Josie smoothed Finn’s hair back from her forehead. “It’s not totally your fault. You unexpectedly reconnected with someone you used to care about. It sounds like it got really intense, really fast, and you probably didn’t know how to handle it because it didn’t fit into the goals in your Bullet Journal. Then I came home and made things worse. Your guy left, and you forgot how pants work. The end.”
“That’s… actually pretty much it.” Finn snuffled. “I will say you got him right in his most vulnerable spot.”
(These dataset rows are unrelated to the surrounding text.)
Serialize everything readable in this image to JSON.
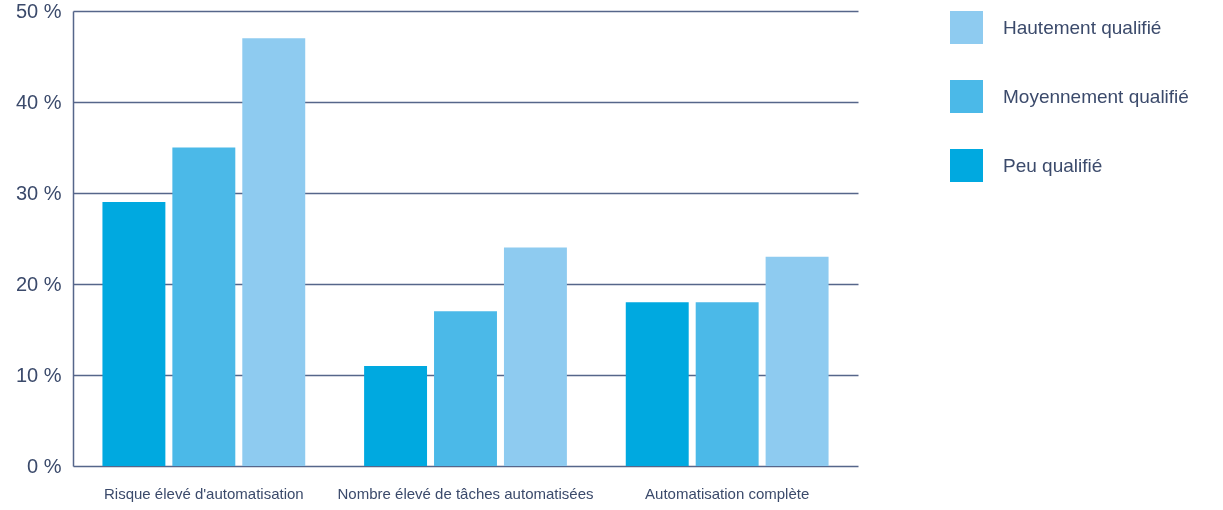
{
  "chart_data": {
    "type": "bar",
    "categories": [
      "Risque élevé d'automatisation",
      "Nombre élevé de tâches automatisées",
      "Automatisation complète"
    ],
    "series": [
      {
        "name": "Peu qualifié",
        "color": "#00a9e0",
        "values": [
          29,
          11,
          18
        ]
      },
      {
        "name": "Moyennement qualifié",
        "color": "#4bb9e8",
        "values": [
          35,
          17,
          18
        ]
      },
      {
        "name": "Hautement qualifié",
        "color": "#8ecbf0",
        "values": [
          47,
          24,
          23
        ]
      }
    ],
    "ylim": [
      0,
      50
    ],
    "yticks": [
      {
        "value": 0,
        "label": "0 %"
      },
      {
        "value": 10,
        "label": "10 %"
      },
      {
        "value": 20,
        "label": "20 %"
      },
      {
        "value": 30,
        "label": "30 %"
      },
      {
        "value": 40,
        "label": "40 %"
      },
      {
        "value": 50,
        "label": "50 %"
      }
    ],
    "grid": "y",
    "legend": "top right"
  }
}
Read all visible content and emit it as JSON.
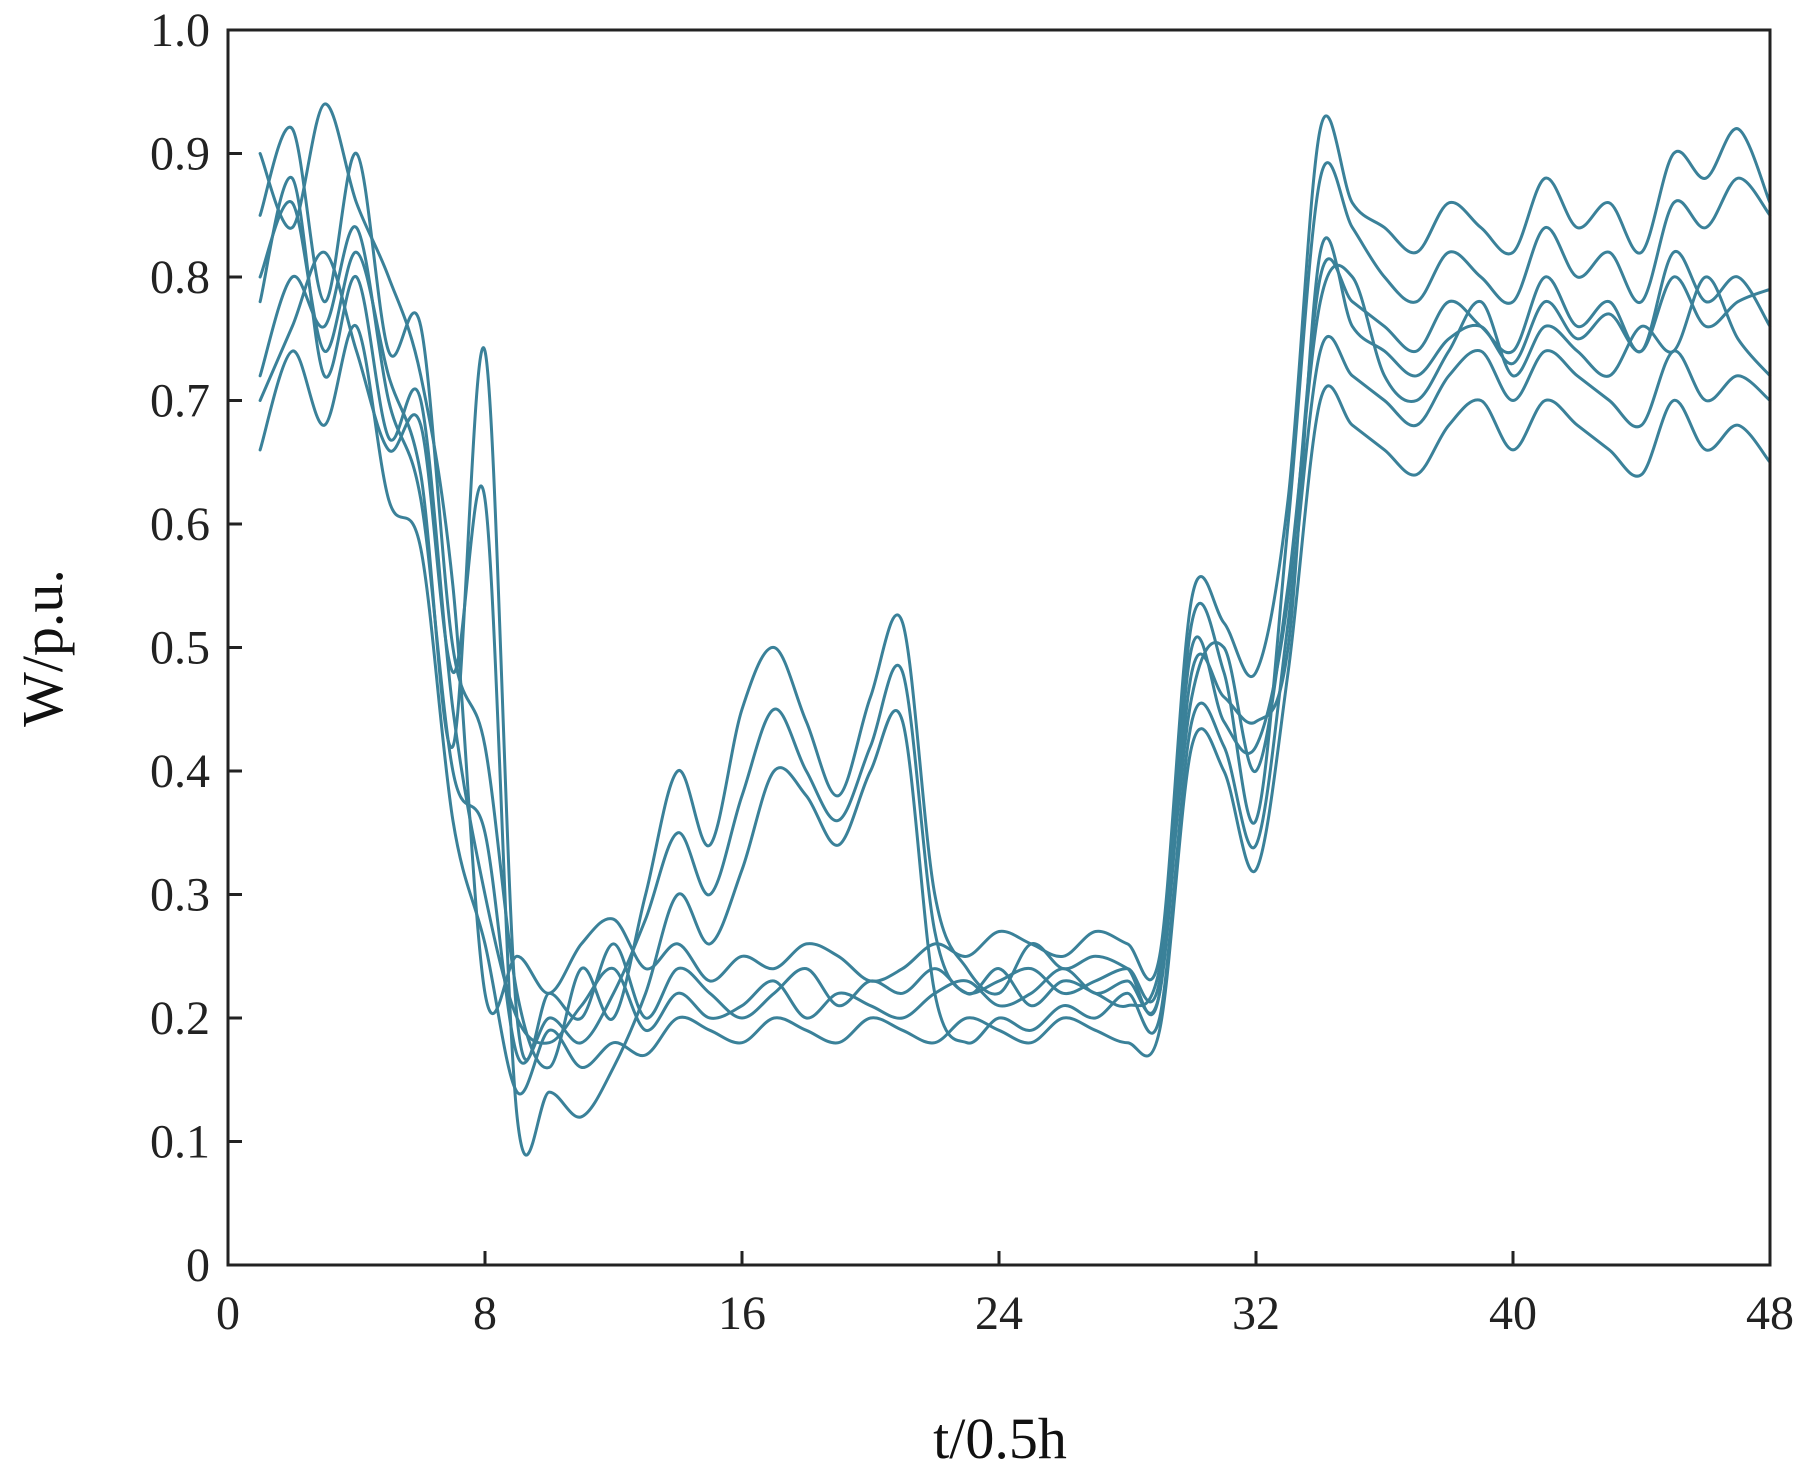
{
  "chart_data": {
    "type": "line",
    "title": "",
    "xlabel": "t/0.5h",
    "ylabel": "W/p.u.",
    "xlim": [
      0,
      48
    ],
    "ylim": [
      0,
      1.0
    ],
    "xticks": [
      0,
      8,
      16,
      24,
      32,
      40,
      48
    ],
    "yticks": [
      0,
      0.1,
      0.2,
      0.3,
      0.4,
      0.5,
      0.6,
      0.7,
      0.8,
      0.9,
      1.0
    ],
    "xtick_labels": [
      "0",
      "8",
      "16",
      "24",
      "32",
      "40",
      "48"
    ],
    "ytick_labels": [
      "0",
      "0.1",
      "0.2",
      "0.3",
      "0.4",
      "0.5",
      "0.6",
      "0.7",
      "0.8",
      "0.9",
      "1.0"
    ],
    "grid": false,
    "box": true,
    "line_color": "#3a8199",
    "series_note": "approximately 60 overlapping load curves sampled at t = 1..48; representative envelope profiles listed",
    "series": [
      {
        "values": [
          0.78,
          0.88,
          0.72,
          0.8,
          0.67,
          0.7,
          0.45,
          0.3,
          0.2,
          0.18,
          0.21,
          0.24,
          0.19,
          0.22,
          0.2,
          0.21,
          0.23,
          0.2,
          0.22,
          0.21,
          0.2,
          0.22,
          0.23,
          0.21,
          0.22,
          0.24,
          0.22,
          0.23,
          0.22,
          0.48,
          0.46,
          0.44,
          0.5,
          0.82,
          0.76,
          0.74,
          0.72,
          0.75,
          0.76,
          0.73,
          0.78,
          0.75,
          0.77,
          0.74,
          0.8,
          0.76,
          0.78,
          0.79
        ]
      },
      {
        "values": [
          0.72,
          0.8,
          0.76,
          0.84,
          0.7,
          0.62,
          0.4,
          0.35,
          0.17,
          0.2,
          0.18,
          0.22,
          0.28,
          0.35,
          0.3,
          0.38,
          0.45,
          0.4,
          0.36,
          0.42,
          0.48,
          0.27,
          0.22,
          0.24,
          0.21,
          0.23,
          0.22,
          0.21,
          0.24,
          0.46,
          0.5,
          0.4,
          0.55,
          0.78,
          0.8,
          0.72,
          0.7,
          0.74,
          0.78,
          0.72,
          0.76,
          0.74,
          0.72,
          0.76,
          0.74,
          0.8,
          0.75,
          0.72
        ]
      },
      {
        "values": [
          0.85,
          0.92,
          0.78,
          0.9,
          0.74,
          0.76,
          0.5,
          0.42,
          0.22,
          0.16,
          0.24,
          0.2,
          0.3,
          0.4,
          0.34,
          0.45,
          0.5,
          0.44,
          0.38,
          0.46,
          0.52,
          0.3,
          0.24,
          0.22,
          0.26,
          0.24,
          0.25,
          0.24,
          0.22,
          0.52,
          0.48,
          0.36,
          0.6,
          0.88,
          0.84,
          0.8,
          0.78,
          0.82,
          0.8,
          0.78,
          0.84,
          0.8,
          0.82,
          0.78,
          0.86,
          0.84,
          0.88,
          0.85
        ]
      },
      {
        "values": [
          0.66,
          0.74,
          0.68,
          0.76,
          0.62,
          0.58,
          0.36,
          0.26,
          0.14,
          0.19,
          0.16,
          0.18,
          0.17,
          0.2,
          0.19,
          0.18,
          0.2,
          0.19,
          0.18,
          0.2,
          0.19,
          0.18,
          0.2,
          0.19,
          0.18,
          0.2,
          0.19,
          0.18,
          0.19,
          0.42,
          0.4,
          0.32,
          0.48,
          0.7,
          0.68,
          0.66,
          0.64,
          0.68,
          0.7,
          0.66,
          0.7,
          0.68,
          0.66,
          0.64,
          0.7,
          0.66,
          0.68,
          0.65
        ]
      },
      {
        "values": [
          0.9,
          0.84,
          0.94,
          0.86,
          0.8,
          0.72,
          0.55,
          0.22,
          0.25,
          0.22,
          0.26,
          0.28,
          0.24,
          0.26,
          0.23,
          0.25,
          0.24,
          0.26,
          0.25,
          0.23,
          0.24,
          0.26,
          0.25,
          0.27,
          0.26,
          0.25,
          0.27,
          0.26,
          0.25,
          0.54,
          0.52,
          0.48,
          0.62,
          0.92,
          0.86,
          0.84,
          0.82,
          0.86,
          0.84,
          0.82,
          0.88,
          0.84,
          0.86,
          0.82,
          0.9,
          0.88,
          0.92,
          0.86
        ]
      },
      {
        "values": [
          0.7,
          0.76,
          0.82,
          0.74,
          0.66,
          0.68,
          0.48,
          0.62,
          0.12,
          0.14,
          0.12,
          0.16,
          0.22,
          0.3,
          0.26,
          0.32,
          0.4,
          0.38,
          0.34,
          0.4,
          0.44,
          0.22,
          0.18,
          0.2,
          0.19,
          0.21,
          0.2,
          0.22,
          0.2,
          0.44,
          0.42,
          0.34,
          0.52,
          0.74,
          0.72,
          0.7,
          0.68,
          0.72,
          0.74,
          0.7,
          0.74,
          0.72,
          0.7,
          0.68,
          0.74,
          0.7,
          0.72,
          0.7
        ]
      },
      {
        "values": [
          0.8,
          0.86,
          0.74,
          0.82,
          0.72,
          0.64,
          0.42,
          0.74,
          0.2,
          0.22,
          0.2,
          0.26,
          0.2,
          0.24,
          0.22,
          0.2,
          0.22,
          0.24,
          0.21,
          0.23,
          0.22,
          0.24,
          0.22,
          0.23,
          0.24,
          0.22,
          0.23,
          0.24,
          0.23,
          0.5,
          0.44,
          0.42,
          0.54,
          0.8,
          0.78,
          0.76,
          0.74,
          0.78,
          0.76,
          0.74,
          0.8,
          0.76,
          0.78,
          0.74,
          0.82,
          0.78,
          0.8,
          0.76
        ]
      }
    ]
  }
}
Josie shrugged, the motion jostling Finn’s head. “That seems to be my specialty.”
Finn sat up and took one more swipe at her wet eyes. “Is your other specialty fixing things after you and I worked together to screw things up for me with the guy you brought home?”
Josie slapped her hands on her thighs and then stood. “Absolutely not. My specialty is pouring the wine until you forget about your woes. I take it you were planning to stay home from work today?”
Finn nodded. “We were going to—”
Her roommate held up a hand. “I know what you were planning to do. I saw those abs.” She tapped out a quick text message, then looked up with a raised eyebrow. “The only acceptable alternative is getting good and day drunk. Richard’s on the way.”
Three hours later, Finn was impervious to pain.
“Thatguy wore my pants?” Richard grabbed the laptop from her and held it to his nose, barely avoiding dribbling wine on the keyboard.
“Yep,” she said, grabbing his glass and stealing a sip for herself when she found her own empty. “And I swear to God, if you accidentally like a single thing on his timeline from my account, I will murder you.”
“Girl, you think I don’t know how to social media stalk?” Richard snatched his glass back and took a closer look at the screen. “It’s actually a miracle that Calamity Josie found him without me around to nudge her away from the marrieds and the Marys.”
Josie smacked Richard’s arm and swiped the laptop, scrolling on Tom’s Insta until she found a shot of the man in question in swim trunks at Oak Street Beach. “Oh my God. Those arms.”
“He looked amaaaaazing in Richard’s shirts.” Finn had reached the swoony, dreamy stage of drunkenness where everything was rosy around the edges. “He also looked amazingoutof Richard’s shirts.”
“Staaahp. You’re making us all jealous.” Josie returned with a fresh bottle of wine to top off everyone’s glasses.
“Not me.” Richard raised his newly full glass in a salute. “I proposed to Byron last night. We’re getting married!”
Finn shrieked, and Josie shoved the laptop at her so she could wrap Richard into a hug. “Congratulations! Let me be your ring bearer? Please please please?”
Richard ruffled Josie’s curls. “You can absolutely carry a white satin pillow down the aisle. But I now speak from a place of authority as a happily settled man. That means you all have to listen.”
He paused to take a long gulp from his glass, and Finn leaned forward so she wouldn’t miss a word. But she misjudged her wine-enhanced ability to keep her balance and ended up toppling sideways, taking her full glass with her. Normally she’d freak over the stain seeping into her sweatshirt, but today she couldn’t bring herself to care. Too bad she was drinking merlot and not chardonnay.
“Finn, my dear, the thing you have to understand is—” Richard began, only to be interrupted by a knock on the door.
Finn’s soggy, foolish heart lurched. Tom had come back. She’d get the chance to apologize. They could try again. Well,againagain.
“Finn! Are you here?”
Everything in her wilted. She knew that voice, and it didn’t belong to the man she most wanted to see. Still, its owner would probably remove the screws on the hinges if she didn’t let him in pronto, so she rolled her boneless self off the couch and slouched to the door.
“Jake,” she muttered. “Why aren’t you at work? Is it a national holiday? Christmas was last month.”
Her corporate-polish brother looked ragged round the edges, his black hair spiked in tufts around his head. “You weren’t. Answering. Your phone,” he ground out. “We discussed this.”
He pointed an accusing finger at her, but she batted it away.
“Pssht. I turned off my phone. Big protective brother isn’t the boss of me.”
Jake’s nose twitched. “Are youdrunk?”
A noise inside the apartment made them both turn to see Josie’s and Richard’s heads pop over the back of the couch like a pair of lemurs.
“Looking gooooooood, Jake! My replacement trifecta!” Josie accompanied her happy shout with a salute from her half-full wineglass.
In response, Jake plowed his fingers through his hair, which explained its current state of dishevelment, and visibly counted to five before turning to her. “Grab your coat.”